Sercem maszyny był jednocylindrowy chłodzony powietrzem silnik o pojemności 594 cm³. Silnik był czterosuwowy i miał wałek rozrządu umieszczony w głowicy. Maksymalna moc, którą był z siebie w stanie wykrzesać ten jednoślad to 44 KM przy 6500 obrotów na minutę. Maszyna nie należała do najlżejszych, ponieważ ważyła razem z płynami ok. 155 kilogramów, ale przy powyższych parametrach była w stanie rozpędzić się do ponad 140 kilometrów na godzinę. A to już nie byle co – zwłaszcza w maszynie o mocnym rodowodzie enduro. Nie mniej ważną też jest charakterystyka silnika. Mocny dół oraz średnie obroty pozwalają na skuteczną i całkiem dynamiczną jazdę tym sprzętem. Yamaha XT 600

O hamulcach można powiedzieć tyle, że są. Ich skuteczność nieco poprawiła się po zamianie tylnego bębna na tarczę, ale nadal jest to przeciętny układ. Zawieszenie też nie grzeszy precyzją, ale jego skok pozwala już poważniej podejść do zjazdu z szutrówek. Yamaha XT 600 z założenia miała być prostym, a nie wyrafinowanym motocyklem. To z resztą jedna ze składowych jej niezawodności.

Yamah XT 600: prosty, niezawodny i kultowy motocykl terenowy

Kolejnym z jej atutów był i nadal jest, bo XT 600 wciąż dość łatwo spotkać na naszych drogach, umiarkowany apetyt na paliwo oraz prostota obsługi. Przez lata produkcji Yamaha XT 600 została wypuszczona na rynek w kilku wersjach, które zawsze miały jedną cechę wspólną, którą najlepiej określa slogan „mniej to więcej”. Dzięki prostej i dopracowanej konstrukcji oraz spartańskiemu wyposażeniu, ten motocykl nadal jest świetną propozycją dla osób poszukujących prostego w obsłudze i wybaczającego wiele, uniwersalnego motocykla, który podoła każdemu zadaniu jakie przed nim postawisz. Ich właściciele doskonale o tym wiedzą, dlatego obecnie ceny używanych XT 600 już nie maleją. Jeśli trafisz na zadbany egzemplarz, to nie musisz się martwić o spadek jego wartości. Po prostu ciesz się jazdą – niezależnie od stanu drogi, lub jej całkowitego braku. Yamaha XT 600

Ciąg dalszy pod materiałem wideo

Yamaha XT 600 jest uważana za uniwersalne enduro, które nadaje się zarówno do jazdy po drogach, jak iw terenie. Jej hamulce tarczowe, czterozaworowy silnik,  centralny amortyzator (mono Cross) i 12-woltowa instalacja elektryczna stanowiły znaczną poprawę w stosunku do modelu Yamaha XT 500 z 1975 roku. Charakter motocykla pozostał jednak niezmienny a ciut większa pojemność poprawiła dynamikę.

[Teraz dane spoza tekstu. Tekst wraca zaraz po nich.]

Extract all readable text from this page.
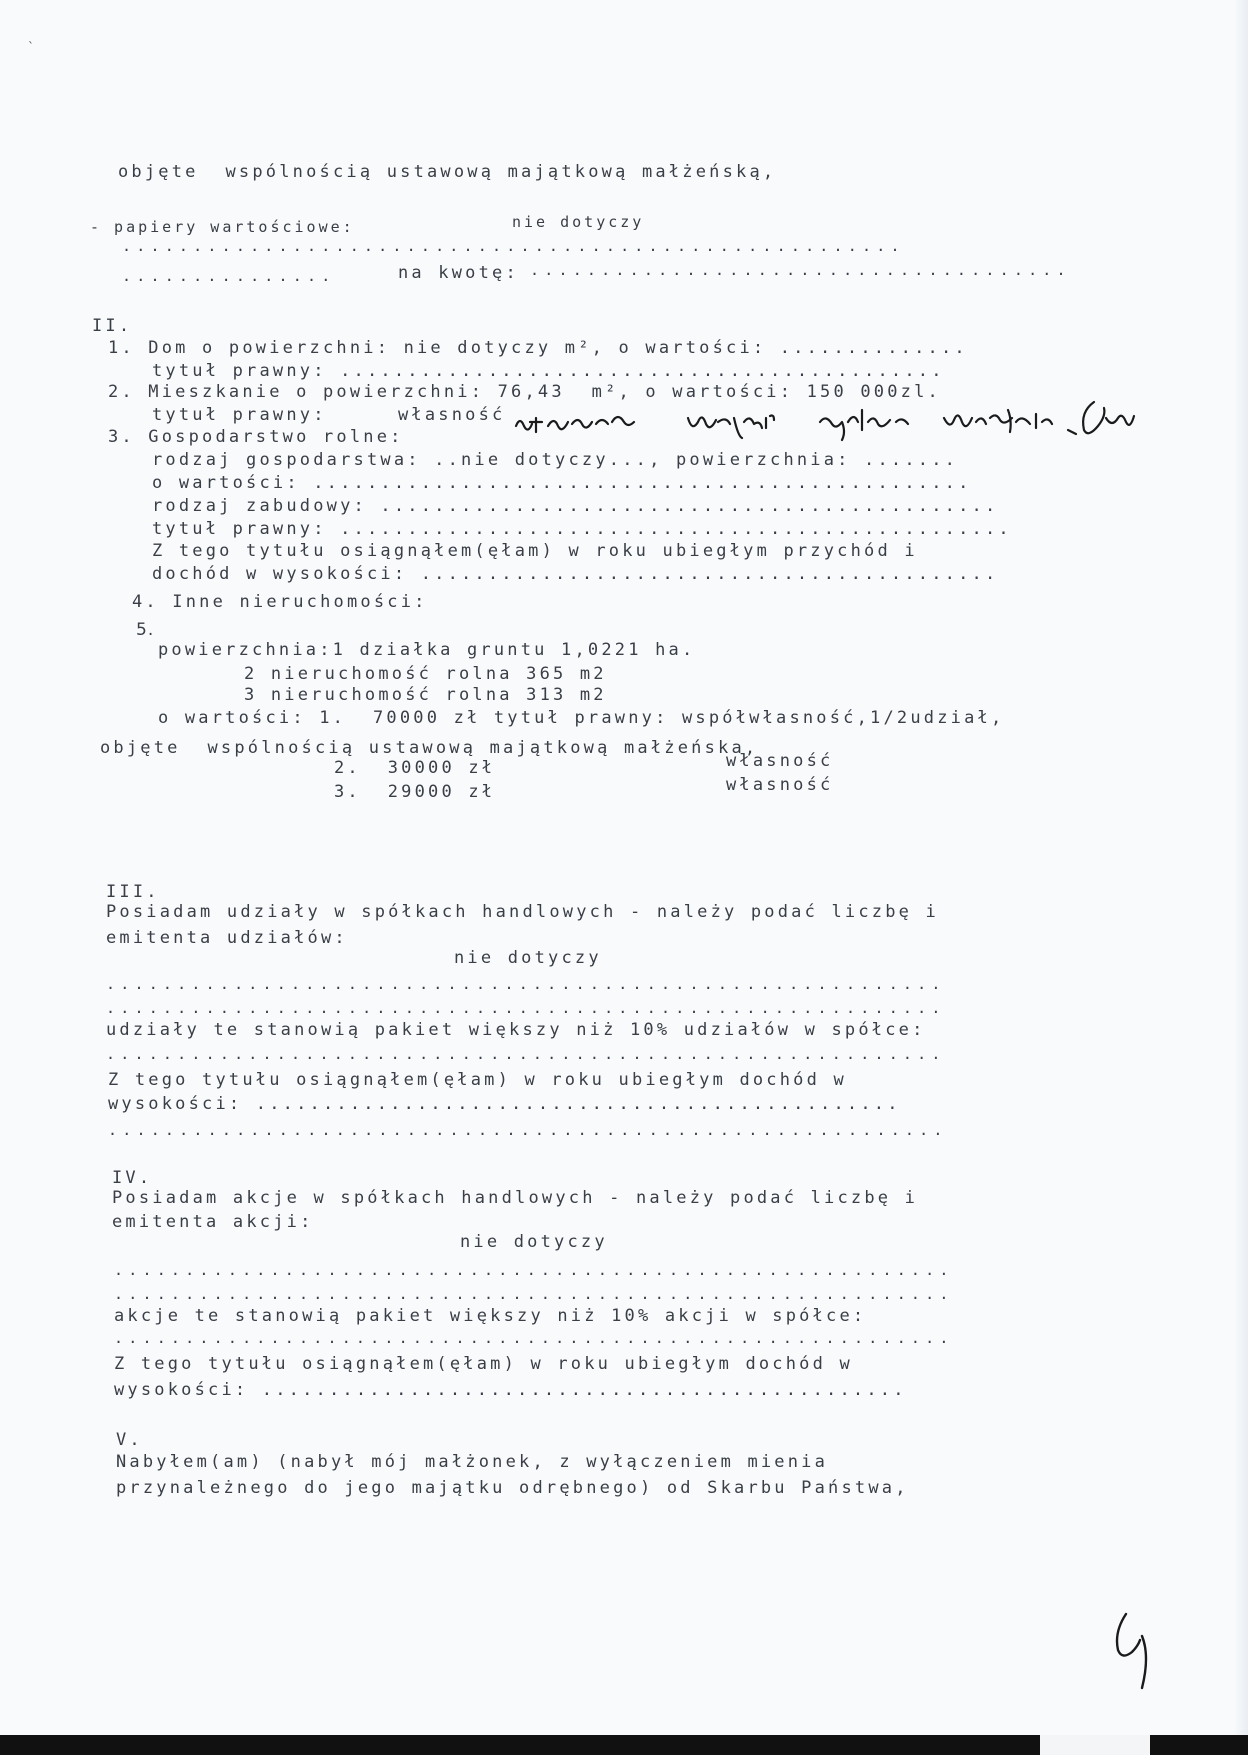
`
objęte  wspólnością ustawową majątkową małżeńską,
- papiery wartościowe:	nie dotyczy
.......................................................
...............	na kwotę: ......................................
II.
1. Dom o powierzchni: nie dotyczy m², o wartości: ..............
tytuł prawny: .............................................
2. Mieszkanie o powierzchni: 76,43  m², o wartości: 150 000zl.
tytuł prawny:	własność
3. Gospodarstwo rolne:
rodzaj gospodarstwa: ..nie dotyczy..., powierzchnia: .......
o wartości: .................................................
rodzaj zabudowy: ..............................................
tytuł prawny: ..................................................
Z tego tytułu osiągnąłem(ęłam) w roku ubiegłym przychód i
dochód w wysokości: ...........................................
4. Inne nieruchomości:
5.
powierzchnia:1 działka gruntu 1,0221 ha.
2 nieruchomość rolna 365 m2
3 nieruchomość rolna 313 m2
o wartości: 1.  70000 zł tytuł prawny: współwłasność,1/2udział,
objęte  wspólnością ustawową majątkową małżeńska,
2.  30000 zł	własność
3.  29000 zł	własność
III.
Posiadam udziały w spółkach handlowych - należy podać liczbę i
emitenta udziałów:
nie dotyczy
...........................................................
...........................................................
udziały te stanowią pakiet większy niż 10% udziałów w spółce:
...........................................................
Z tego tytułu osiągnąłem(ęłam) w roku ubiegłym dochód w
wysokości: ................................................
...........................................................
IV.
Posiadam akcje w spółkach handlowych - należy podać liczbę i
emitenta akcji:
nie dotyczy
...........................................................
...........................................................
akcje te stanowią pakiet większy niż 10% akcji w spółce:
...........................................................
Z tego tytułu osiągnąłem(ęłam) w roku ubiegłym dochód w
wysokości: ................................................
V.
Nabyłem(am) (nabył mój małżonek, z wyłączeniem mienia
przynależnego do jego majątku odrębnego) od Skarbu Państwa,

Yamaha XT 600: piękna historia motocykla do podróży

Pierwszy XT 600 został wprowadzony w czerwcu 1983 r., XT 600ZL Ténéré ze zbiornikiem o pojemności aż 34 litrów, był oparty na silniku XT 550, tylko z rozrusznikiem, z 30-litrowym białym zbiornikiem. W 1984 roku wprowadzono podstawowy XT 600, aby „zastąpić” XT 550. Oprócz zmian konstrukcyjnych, główną różnicą był 11,5-litrowy zbiornik zamiast 30-litrowego zbiornika dalekiego zasięgu 600ZL Ténéré; model drogowy Yamaha SRX powstał później. W 1991 roku nieco przestarzały XTZ 600 Ténéré został zastąpiony chłodzoną wodą, pięciozaworową Yamahą XTZ 660, która nie zdołała zachować legendarnej reputacji swoich chłodzonych powietrzem poprzedników.

Yamaha XT 600

Może ciężko jest w to uwierzyć, ale na przestrzeni lat model XT Yamahy został zbudowany w 60 różnych wariantach, które jednak zwykle różnią się od siebie jedynie detalami. Najważniejsza zmiana w XT 600 nastąpiła w 1990 roku. Wtedy to powstała wersja XT 600 E. Motocykl zmienił wygład na znacznie bardziej współczesny, otrzymał także stalowe i powlekane chromem obręcze, stracił obrotomierz, którego przecież i tak nikt nie używał, za to jego wydech stał się elementem ramy pomocniczej. Do tego nowy zbironik paliwa o pojemności niespełna 14 litrów. Skończyła się wówczas era rajdowego imidżu z pękatymi pustynnymi zbiornikami. XT 600 E stał się zdecydowanie bardziej cywilnym motocyklem. Jednak najważniejsza zmiana, ukryta z resztą w nowej nazwie modelu, dotyczyła układu rozruchowego. Yamaha XT 600 doczekała się w końcu elektrycznego rozrusznika. Kto się nakopał wysłużonej, lub zalanej XT-ki, ten wie, jakie było to błogosławieństwo. Ponadto zbiornik oleju, który wcześniej znajdował się pod lewą osłoną boczną, został przesunięty do przodu za główkę ramy.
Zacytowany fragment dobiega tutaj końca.